Writing camp inspires teens to draw upon city's diversity



By JoANNE VIVIANO
VINDICATOR EDUCATION WRITER
ADY BIRD JOHNSON WANTED THE painting for the Lyndon Baines Johnson Library in Austin, Texas, but the 9-foot-tall panels wouldn't fit through the doors.
So it stayed in Youngstown's Butler Institute of American Art, where the faces from 1960s Youngstown made an impression on Aphton Rheins on Tuesday morning.
"It inspired me," Aphton said, referring to the "Americans: Youngstown, Ohio" painting she and about 50 other high school students saw when they toured the museum as part of a Youngstown State University writing camp.
The piece features 10 people who were part of the YSU community when artist Alfred Leslie painted two of the work's three panels in 1977 and 1978. They were asked to pose (for 30 hours each) in clothes that they would wear to go see "Star Wars."
Aphton, who will be a senior this fall at Choffin Career & amp; Technical Center in Youngstown, called the painting "unique." She said she might be inspired to try to write about the characters she saw.
Explore diversity
Organizers of the "Writing Home: Voices, Stories, Songs" writing camp hope that students and teachers involved will explore the diversity of the Youngstown community and use it to generate ideas for writing and teaching.
About 50 youngsters and 50 adults -- including local teachers and YSU students -- are part of this year's camp, said Dr. Jeffrey Buchanan, an assistant professor of teacher education at YSU. The second annual event runs through Friday. Students have heard from local storyteller and Rayen School librarian Jocelyn Dabney and will meet Dr. Steve Reese, a YSU professor, local poet and musician. They'll visit Mill Creek Park fellows Riverside Gardens and the YSU Planetarium.
At the Butler, visitors were acquainted with Joseph Green Butler Jr., the industrialist, philanthropist and museum founder, through a 1920 oil painting by Ivan G. Olinsky. Butler established the museum in 1919 after a fire in his Wick Avenue home destroyed most of his personal art gallery. A signature work of the museum is one that was a favorite of Butler: Winslow Homer's "Snap the Whip."
The students also saw William Gropper's depiction of a 1916 strike at the Youngstown Sheet and Tube plant, and one artist's landscape portrayal of the "Isaac Powers Farm and Mine," circa 1800, that sat on what is now Poland Avenue.
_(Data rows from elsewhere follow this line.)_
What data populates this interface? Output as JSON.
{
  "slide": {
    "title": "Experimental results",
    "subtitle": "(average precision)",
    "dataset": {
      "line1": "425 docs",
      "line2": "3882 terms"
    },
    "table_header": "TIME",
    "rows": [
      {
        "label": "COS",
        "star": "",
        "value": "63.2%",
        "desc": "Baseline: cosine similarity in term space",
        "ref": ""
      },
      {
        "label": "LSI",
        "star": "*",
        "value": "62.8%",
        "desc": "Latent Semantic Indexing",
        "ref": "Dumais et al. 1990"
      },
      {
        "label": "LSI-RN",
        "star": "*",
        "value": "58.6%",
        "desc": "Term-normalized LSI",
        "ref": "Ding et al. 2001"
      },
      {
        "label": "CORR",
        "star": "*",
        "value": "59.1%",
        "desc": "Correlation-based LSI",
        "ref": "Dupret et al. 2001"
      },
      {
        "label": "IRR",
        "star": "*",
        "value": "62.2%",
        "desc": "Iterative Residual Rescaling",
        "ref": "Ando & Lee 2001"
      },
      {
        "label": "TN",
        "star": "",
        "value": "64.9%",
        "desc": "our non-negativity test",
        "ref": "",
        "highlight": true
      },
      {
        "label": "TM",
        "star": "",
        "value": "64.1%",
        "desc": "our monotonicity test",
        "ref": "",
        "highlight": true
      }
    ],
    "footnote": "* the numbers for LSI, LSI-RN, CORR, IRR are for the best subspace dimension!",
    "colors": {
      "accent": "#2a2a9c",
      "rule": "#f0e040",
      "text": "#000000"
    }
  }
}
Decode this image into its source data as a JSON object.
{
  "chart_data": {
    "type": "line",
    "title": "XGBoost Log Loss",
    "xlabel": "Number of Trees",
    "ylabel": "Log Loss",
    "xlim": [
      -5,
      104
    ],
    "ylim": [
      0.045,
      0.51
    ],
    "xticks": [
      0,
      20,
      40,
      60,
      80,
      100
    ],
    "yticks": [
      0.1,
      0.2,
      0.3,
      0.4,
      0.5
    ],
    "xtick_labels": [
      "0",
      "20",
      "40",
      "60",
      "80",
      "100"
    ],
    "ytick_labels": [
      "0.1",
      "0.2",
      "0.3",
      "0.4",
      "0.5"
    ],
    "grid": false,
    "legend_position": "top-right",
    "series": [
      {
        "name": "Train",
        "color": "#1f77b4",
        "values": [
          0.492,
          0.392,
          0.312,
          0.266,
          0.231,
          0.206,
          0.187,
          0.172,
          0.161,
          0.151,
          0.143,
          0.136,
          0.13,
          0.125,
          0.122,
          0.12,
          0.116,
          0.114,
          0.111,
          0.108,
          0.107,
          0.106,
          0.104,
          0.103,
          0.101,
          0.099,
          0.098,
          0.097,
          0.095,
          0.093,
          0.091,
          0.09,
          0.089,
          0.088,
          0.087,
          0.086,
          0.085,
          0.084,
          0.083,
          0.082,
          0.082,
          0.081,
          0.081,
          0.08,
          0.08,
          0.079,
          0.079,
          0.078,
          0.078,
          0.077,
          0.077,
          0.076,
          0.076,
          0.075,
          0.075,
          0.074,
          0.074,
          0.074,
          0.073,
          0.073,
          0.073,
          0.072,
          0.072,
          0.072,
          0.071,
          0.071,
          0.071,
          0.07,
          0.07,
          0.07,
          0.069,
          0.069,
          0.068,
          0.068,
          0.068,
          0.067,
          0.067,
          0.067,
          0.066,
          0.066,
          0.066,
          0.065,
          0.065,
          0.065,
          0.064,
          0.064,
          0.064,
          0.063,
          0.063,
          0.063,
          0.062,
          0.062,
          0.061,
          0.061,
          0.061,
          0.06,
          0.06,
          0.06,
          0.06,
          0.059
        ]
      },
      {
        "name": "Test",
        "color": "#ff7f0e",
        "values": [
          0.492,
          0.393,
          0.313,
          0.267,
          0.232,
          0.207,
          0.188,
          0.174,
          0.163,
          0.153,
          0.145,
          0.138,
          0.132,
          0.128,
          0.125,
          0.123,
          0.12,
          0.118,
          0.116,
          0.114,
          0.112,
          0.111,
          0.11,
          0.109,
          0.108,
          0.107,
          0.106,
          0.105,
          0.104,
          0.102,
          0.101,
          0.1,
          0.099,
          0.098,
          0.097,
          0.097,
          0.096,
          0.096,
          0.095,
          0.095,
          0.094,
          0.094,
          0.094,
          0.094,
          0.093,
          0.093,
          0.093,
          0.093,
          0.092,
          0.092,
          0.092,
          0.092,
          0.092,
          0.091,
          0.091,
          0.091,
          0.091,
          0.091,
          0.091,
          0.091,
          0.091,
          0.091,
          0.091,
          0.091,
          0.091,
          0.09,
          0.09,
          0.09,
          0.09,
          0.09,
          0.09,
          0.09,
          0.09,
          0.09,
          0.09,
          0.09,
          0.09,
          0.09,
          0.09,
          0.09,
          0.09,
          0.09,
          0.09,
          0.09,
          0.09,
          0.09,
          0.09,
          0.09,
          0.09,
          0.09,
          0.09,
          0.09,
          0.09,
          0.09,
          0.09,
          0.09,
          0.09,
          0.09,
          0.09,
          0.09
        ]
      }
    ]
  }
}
Students watched women "In Flanders Field -- Where Soldiers Sleep and Poppies Grow" (Robert William Vonnoh, 1890) and they enjoyed a sports room, where they were told about "Minor League," by Clyde Singer, 1946, set in Idora Park.
Food for thought
Students said the visit gave them much to think about.
"I see how more things are coming out -- like holograms and new styles -- with technology," said poet and artist Rachel Britton, who'll be a Canfield High School junior.
Michael Wakefield, who'll be a senior at Struthers High School, said he writes music, poetry and short stories and he'll draw upon a western landscape he saw at the museum.
The camp is the culmination of a school-year partnership between YSU's English Department and local teachers through the Early English Composition Assessment Program's Project ARETE II, funded through a grant from the Ohio Board of Regents. The project is coordinated by Buchanan, Dr. Kevin Ball and Terry Benton, all in YSU's English Department.